Additionally, a single block is almost-connected ( i.e. if it is constructed when dfsing $$$u$$$, then after putting $$$u$$$ into that block, the block becomes a connected component ), so the distance between nodes inside a single block won't exceed its size. Thus, the distance won't exceed $$$O(3K)$$$.

Mo's Algorithm on Tree with Tree SQRT-Decomposition

So, how to apply mo's algorithm on trees to handle tree path problem?

We could find that if we maintain an edge set $$$T_u$$$ from root to $$$u$$$ and an edge set $$$T_v$$$ from root to $$$v$$$, then $$$T_u \operatorname{\triangle} T_v$$$ ( where $$$\operatorname{\triangle}$$$ means Symmetric difference ) will be the edge set between $$$u$$$ to $$$v$$$. Also, when we want to change our query from $$$(u, v)$$$ to $$$(p, q)$$$, we just need to transform $$$T_u$$$ to $$$T_u \operatorname{\triangle} ( T_u \operatorname{\triangle} T_p )$$$ and $$$T_v$$$ to $$$T_v \operatorname{\triangle} (T_v \operatorname{\triangle} T_q)$$$ ( because $$$(T_u \operatorname{\triangle} ( T_u \operatorname{\triangle} T_p )) \operatorname{\triangle} (T_v \operatorname{\triangle} (T_v \operatorname{\triangle} T_q)) = T_p \operatorname{\triangle} T_q $$$ ).

As implementing this algorithm, when we want to change our query from $$$(u,v)$$$ to $$$(p,q)$$$, we just need to traverse the path from $$$u$$$ to $$$p$$$ and $$$v$$$ to $$$q$$$, adding those edges into our set if they haven't been in our set, or remove them if they have been in our set.

bool inPath[N];
void SymmetricDifference(int u) {
  if (inPath[u]) {
    // remove this edge
  } else {
    // add this edge
  }
  inPath[u] ^= 1;
}
void traverse(int &origin_u, int u) {
  for (int g = lca(origin_u, u); origin_u != g; origin_u = parent_of[origin_u])
    SymmetricDifference(origin_u);
  for (int v = u; v != origin_u; v = parent_of[v])
    SymmetricDifference(v);
  origin_u = u;
}
struct Query {
  int u, v, id;
  // other information to record
} que[N];
void solve() {
  int U = 1, V = 1;
  for (int i = 0; i < q; ++i) {
    traverse(U, que[i].u);
    traverse(V, que[i].v);
    // now we get the answer between que[i].u and que[i].v
  }
}

But how to re-order our query?

We could sort our queries $$$(u_i, v_i)$$$ with $$$(\text{BlockID}(u_i), \text{dfn}(v_i))$$$ ( where $$$\text{dfn}(u)$$$ means the time we enter our tree in a dfs procedure ).

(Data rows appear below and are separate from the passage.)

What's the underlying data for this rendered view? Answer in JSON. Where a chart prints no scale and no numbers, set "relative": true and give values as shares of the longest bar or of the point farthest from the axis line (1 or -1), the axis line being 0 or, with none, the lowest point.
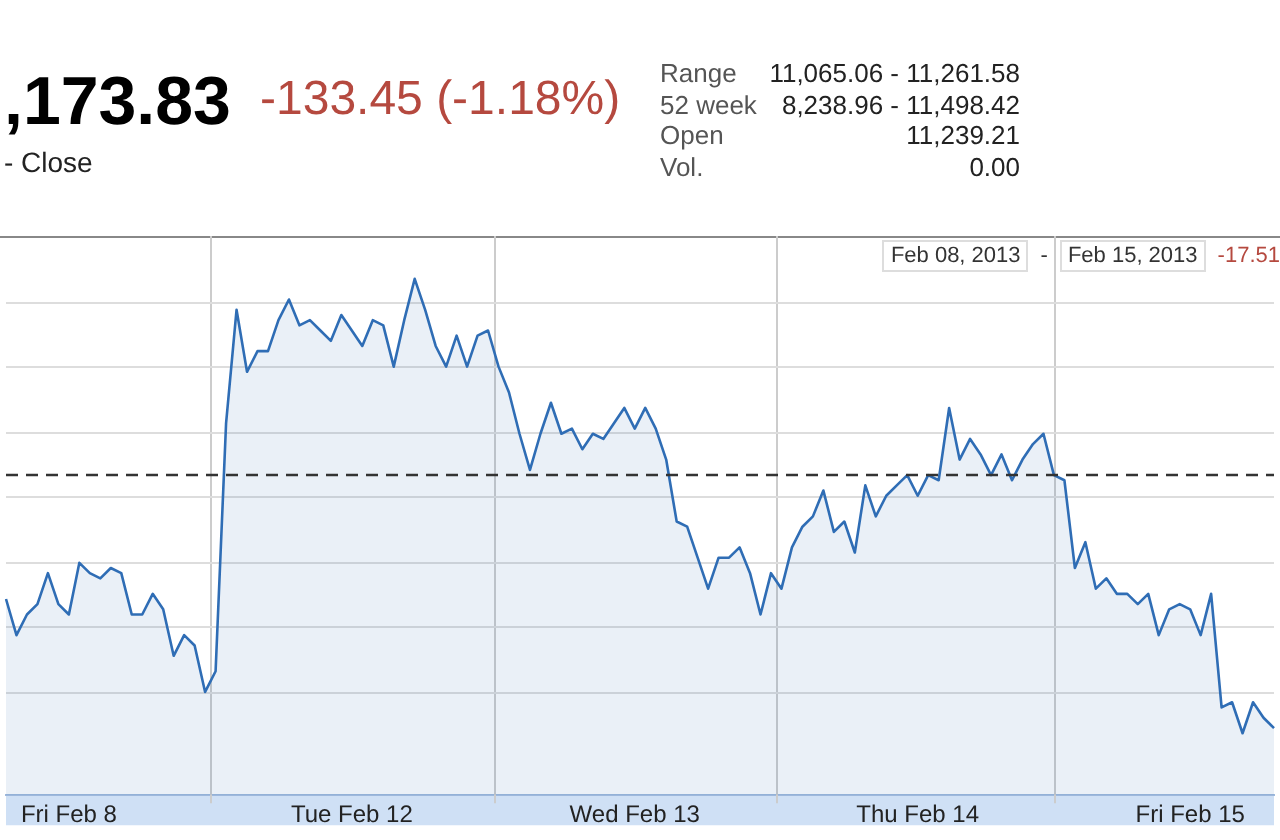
{
  "chart_data": {
    "type": "area",
    "title": ",173.83",
    "subtitle": "-133.45 (-1.18%)",
    "annotations": [
      "- Close",
      "Range",
      "11,065.06 - 11,261.58",
      "52 week",
      "8,238.96 - 11,498.42",
      "Open",
      "11,239.21",
      "Vol.",
      "0.00",
      "Feb 08, 2013",
      "-",
      "Feb 15, 2013",
      "-17.51"
    ],
    "relative": true,
    "grid": true,
    "categories": [
      null,
      null,
      null,
      null,
      null,
      null,
      "Fri Feb 8",
      null,
      null,
      null,
      null,
      null,
      null,
      null,
      null,
      null,
      null,
      null,
      null,
      null,
      null,
      null,
      null,
      null,
      null,
      null,
      null,
      null,
      null,
      null,
      null,
      null,
      null,
      "Tue Feb 12",
      null,
      null,
      null,
      null,
      null,
      null,
      null,
      null,
      null,
      null,
      null,
      null,
      null,
      null,
      null,
      null,
      null,
      null,
      null,
      null,
      null,
      null,
      null,
      null,
      null,
      null,
      "Wed Feb 13",
      null,
      null,
      null,
      null,
      null,
      null,
      null,
      null,
      null,
      null,
      null,
      null,
      null,
      null,
      null,
      null,
      null,
      null,
      null,
      null,
      null,
      null,
      null,
      null,
      null,
      null,
      "Thu Feb 14",
      null,
      null,
      null,
      null,
      null,
      null,
      null,
      null,
      null,
      null,
      null,
      null,
      null,
      null,
      null,
      null,
      null,
      null,
      null,
      null,
      null,
      null,
      null,
      null,
      null,
      "Fri Feb 15",
      null,
      null,
      null,
      null,
      null,
      null,
      null,
      null
    ],
    "ref_lines": [
      {
        "axis": "y",
        "value": 0.62,
        "label": null,
        "color": "#333333",
        "line_style": "dashed"
      }
    ],
    "series": [
      {
        "color": "#2f6db5",
        "values": [
          0.38,
          0.31,
          0.35,
          0.37,
          0.43,
          0.37,
          0.35,
          0.45,
          0.43,
          0.42,
          0.44,
          0.43,
          0.35,
          0.35,
          0.39,
          0.36,
          0.27,
          0.31,
          0.29,
          0.2,
          0.24,
          0.72,
          0.94,
          0.82,
          0.86,
          0.86,
          0.92,
          0.96,
          0.91,
          0.92,
          0.9,
          0.88,
          0.93,
          0.9,
          0.87,
          0.92,
          0.91,
          0.83,
          0.92,
          1,
          0.94,
          0.87,
          0.83,
          0.89,
          0.83,
          0.89,
          0.9,
          0.83,
          0.78,
          0.7,
          0.63,
          0.7,
          0.76,
          0.7,
          0.71,
          0.67,
          0.7,
          0.69,
          0.72,
          0.75,
          0.71,
          0.75,
          0.71,
          0.65,
          0.53,
          0.52,
          0.46,
          0.4,
          0.46,
          0.46,
          0.48,
          0.43,
          0.35,
          0.43,
          0.4,
          0.48,
          0.52,
          0.54,
          0.59,
          0.51,
          0.53,
          0.47,
          0.6,
          0.54,
          0.58,
          0.6,
          0.62,
          0.58,
          0.62,
          0.61,
          0.75,
          0.65,
          0.69,
          0.66,
          0.62,
          0.66,
          0.61,
          0.65,
          0.68,
          0.7,
          0.62,
          0.61,
          0.44,
          0.49,
          0.4,
          0.42,
          0.39,
          0.39,
          0.37,
          0.39,
          0.31,
          0.36,
          0.37,
          0.36,
          0.31,
          0.39,
          0.17,
          0.18,
          0.12,
          0.18,
          0.15,
          0.13
        ]
      }
    ]
  }
}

This preserves the properties described above because moving a pointer between a single block cost $$$O(K)$$$ and traverse the tree with $$$\text{dfn}$$$ equals to traversing the tree with dfs, and thus, it cost $$$O(N)$$$.

As a result of this algorithm, we could first sqrt-decompose our tree and sort our queries base on it, and apply a mo's algorithm on it.

// save the tree using adjacency list
nxt[(i << 1) | 0] = hd[u];
to[(i << 1) | 0] = v;
hd[u] = (i << 1) | 0;

nxt[i << 1 | 1] = hd[v];
to[(i << 1) | 1] = u;
hd[v] = (i << 1) | 1;

2. Use The Property of Euler Tour

It has been described in Mo's Algorithm on Trees [Tutorial], so I'm not going to introduce this method thoroughly in this post.

Main Idea

This method use the property of euler tour, so we could construct a sequence and do a modified mo's algorithm on that sequence.